Les personnes actuellement en garde à vue ne peuvent y rester plus de cinq jours, certaines sont d’ailleurs déjà sorties sans que la justice ne retiennent rien contre elles. Quant aux 231 expulsions d’islamistes ordonnées par le ministre de l’Intérieur samedi, elles prennent du temps, car il faut l’accord du pays de naissance.

Gérald Darmanin, qui prévoyait de se rendre le week-end prochain en Algérie pour obtenir l'accord d'expulsions de ressortissants algériens, a finalement vu son déplacement être reporté par les autorités.

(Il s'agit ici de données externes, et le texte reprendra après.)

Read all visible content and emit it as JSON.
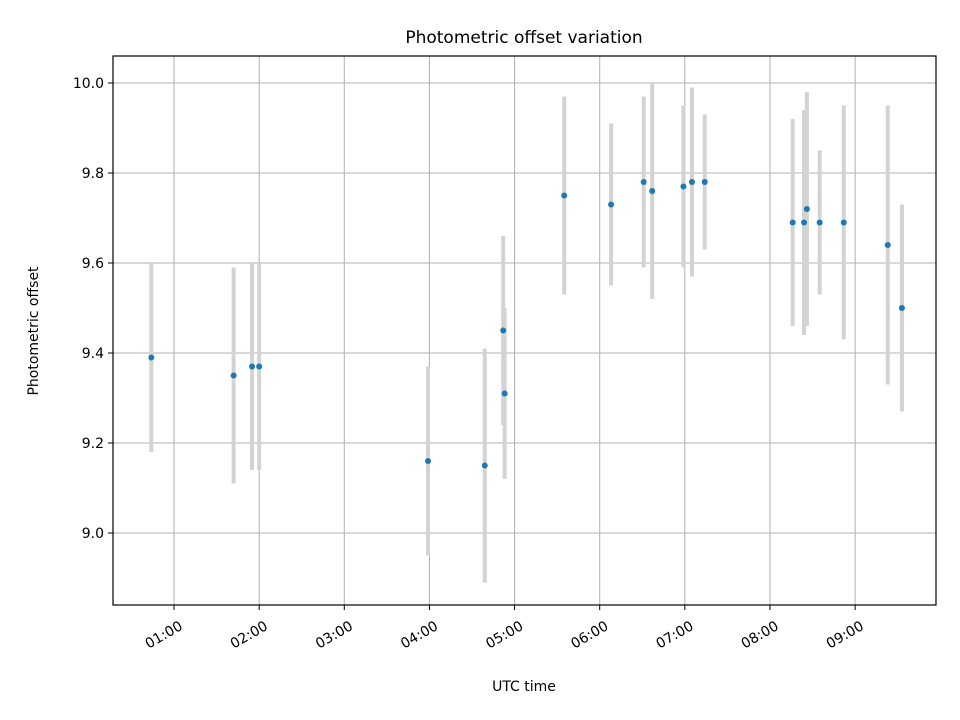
{
  "chart_data": {
    "type": "scatter",
    "title": "Photometric offset variation",
    "xlabel": "UTC time",
    "ylabel": "Photometric offset",
    "x_ticks": [
      "01:00",
      "02:00",
      "03:00",
      "04:00",
      "05:00",
      "06:00",
      "07:00",
      "08:00",
      "09:00"
    ],
    "y_ticks": [
      "9.0",
      "9.2",
      "9.4",
      "9.6",
      "9.8",
      "10.0"
    ],
    "xlim": [
      "00:17",
      "09:57"
    ],
    "ylim": [
      8.84,
      10.06
    ],
    "grid": true,
    "marker_color": "#1f77b4",
    "errorbar_color": "#d3d3d3",
    "series": [
      {
        "points": [
          {
            "x": "00:44",
            "y": 9.39,
            "yerr": 0.21
          },
          {
            "x": "01:42",
            "y": 9.35,
            "yerr": 0.24
          },
          {
            "x": "01:55",
            "y": 9.37,
            "yerr": 0.23
          },
          {
            "x": "02:00",
            "y": 9.37,
            "yerr": 0.23
          },
          {
            "x": "03:59",
            "y": 9.16,
            "yerr": 0.21
          },
          {
            "x": "04:39",
            "y": 9.15,
            "yerr": 0.26
          },
          {
            "x": "04:52",
            "y": 9.45,
            "yerr": 0.21
          },
          {
            "x": "04:53",
            "y": 9.31,
            "yerr": 0.19
          },
          {
            "x": "05:35",
            "y": 9.75,
            "yerr": 0.22
          },
          {
            "x": "06:08",
            "y": 9.73,
            "yerr": 0.18
          },
          {
            "x": "06:31",
            "y": 9.78,
            "yerr": 0.19
          },
          {
            "x": "06:37",
            "y": 9.76,
            "yerr": 0.24
          },
          {
            "x": "06:59",
            "y": 9.77,
            "yerr": 0.18
          },
          {
            "x": "07:05",
            "y": 9.78,
            "yerr": 0.21
          },
          {
            "x": "07:14",
            "y": 9.78,
            "yerr": 0.15
          },
          {
            "x": "08:16",
            "y": 9.69,
            "yerr": 0.23
          },
          {
            "x": "08:24",
            "y": 9.69,
            "yerr": 0.25
          },
          {
            "x": "08:26",
            "y": 9.72,
            "yerr": 0.26
          },
          {
            "x": "08:35",
            "y": 9.69,
            "yerr": 0.16
          },
          {
            "x": "08:52",
            "y": 9.69,
            "yerr": 0.26
          },
          {
            "x": "09:23",
            "y": 9.64,
            "yerr": 0.31
          },
          {
            "x": "09:33",
            "y": 9.5,
            "yerr": 0.23
          }
        ]
      }
    ]
  }
}
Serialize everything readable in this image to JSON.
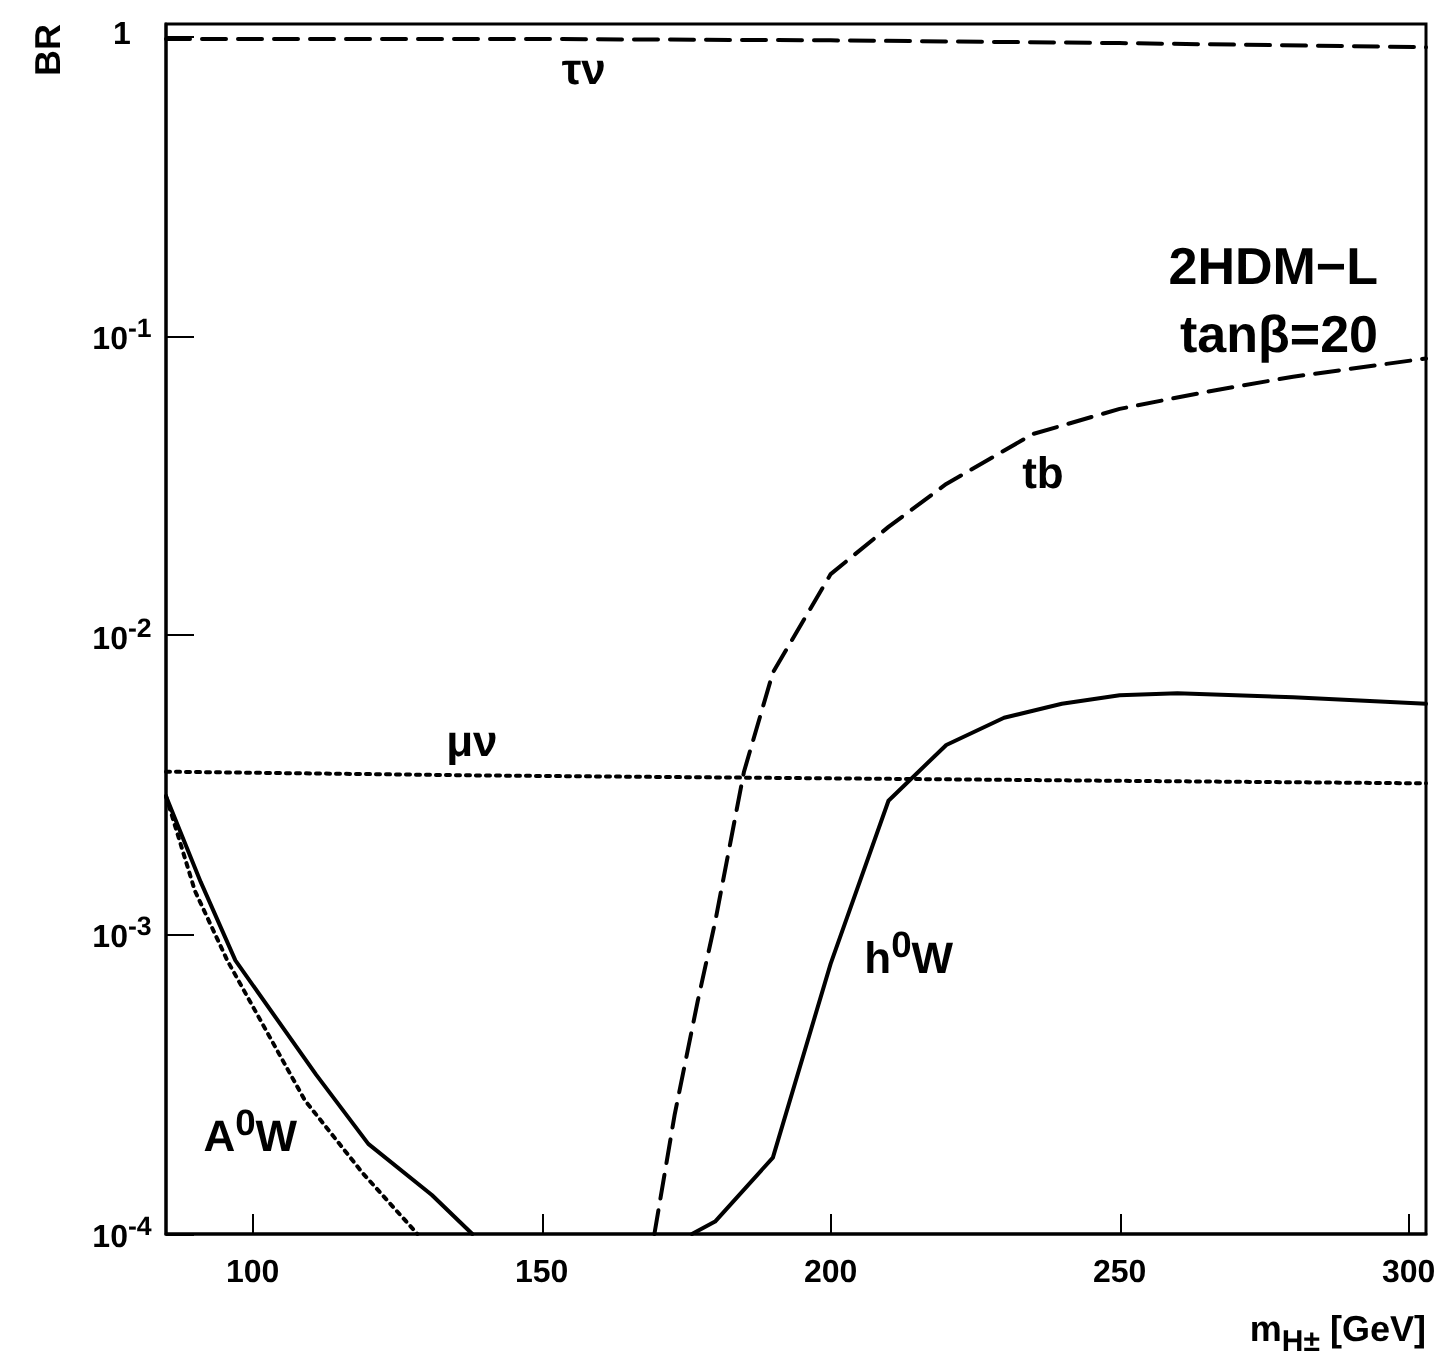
{
  "chart_data": {
    "type": "line",
    "xlabel": "m$_{H±}$ [GeV]",
    "ylabel": "BR",
    "log": "y",
    "grid": false,
    "marker": "none",
    "xlim": [
      85,
      303
    ],
    "xticks": [
      100,
      150,
      200,
      250,
      300
    ],
    "ylim": [
      0.0001,
      1.1
    ],
    "yticks": [
      {
        "value": 0.0001,
        "label": "10$^{-4}$"
      },
      {
        "value": 0.001,
        "label": "10$^{-3}$"
      },
      {
        "value": 0.01,
        "label": "10$^{-2}$"
      },
      {
        "value": 0.1,
        "label": "10$^{-1}$"
      },
      1
    ],
    "series": [
      {
        "color": "#000000",
        "line_style": "dashed",
        "x": [
          85,
          150,
          200,
          250,
          303
        ],
        "values": [
          0.98,
          0.98,
          0.97,
          0.95,
          0.92
        ]
      },
      {
        "color": "#000000",
        "line_style": "dotted",
        "x": [
          85,
          140,
          303
        ],
        "values": [
          0.0035,
          0.0034,
          0.0032
        ]
      },
      {
        "color": "#000000",
        "line_style": "dashed",
        "x": [
          169.5,
          173,
          177,
          180,
          185,
          190,
          200,
          210,
          220,
          235,
          250,
          265,
          280,
          303
        ],
        "values": [
          0.0001,
          0.00025,
          0.0006,
          0.0011,
          0.0035,
          0.0075,
          0.016,
          0.023,
          0.032,
          0.047,
          0.057,
          0.065,
          0.073,
          0.084
        ]
      },
      {
        "color": "#000000",
        "line_style": "solid",
        "x": [
          176,
          180,
          190,
          200,
          210,
          220,
          230,
          240,
          250,
          260,
          280,
          303
        ],
        "values": [
          0.0001,
          0.00011,
          0.00018,
          0.0008,
          0.0028,
          0.0043,
          0.0053,
          0.0059,
          0.0063,
          0.0064,
          0.0062,
          0.0059
        ]
      },
      {
        "color": "#000000",
        "line_style": "solid",
        "x": [
          85,
          91,
          97,
          111,
          120,
          131,
          138
        ],
        "values": [
          0.0029,
          0.0015,
          0.00082,
          0.00034,
          0.0002,
          0.000135,
          0.0001
        ]
      },
      {
        "color": "#000000",
        "line_style": "dotted",
        "x": [
          85,
          90,
          95.6,
          109,
          119,
          128.5
        ],
        "values": [
          0.0029,
          0.0014,
          0.00082,
          0.00028,
          0.00016,
          0.0001
        ]
      }
    ],
    "annotations": [
      {
        "text": "τν",
        "x": 150,
        "y": 0.98
      },
      {
        "text": "μν",
        "x": 140,
        "y": 0.0034
      },
      {
        "text": "tb",
        "x": 235,
        "y": 0.047
      },
      {
        "text": "h$^{0}$W",
        "x": 200,
        "y": 0.0008
      },
      {
        "text": "A$^{0}$W",
        "x": 111,
        "y": 0.00034
      },
      "2HDM−L",
      "tanβ=20"
    ]
  }
}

Raison officielle : "La campagne référendaire pour la révision de la constitution algérienne".

Les associations menacées de dissolution vont se battre

Du côté des premières perquisitions, elles sont jugées plutôt décevantes car beaucoup d’islamistes s’y étaient préparés depuis longtemps. Et puis, les associations menacées de dissolution, l’ont fait savoir : elles vont se battre sur le terrain du droit, convaincues de gagner. Enfin, les dirigeants de la mosquée de Pantin - que l’Etat va fermer - va se battre en déposant des recours. Un préfet résume le problème : "Les islamistes utilisent la démocratie et l’état de droit pour tuer la France et la République".

Après le conseil de défense de dimanche soir, Emmanuel Macron l’affirmait : "Les islamistes ne dormiront plus tranquilles en France". Sauf que depuis mercredi matin, la garde à vue du président de l’ONG Ummah Charity est levée.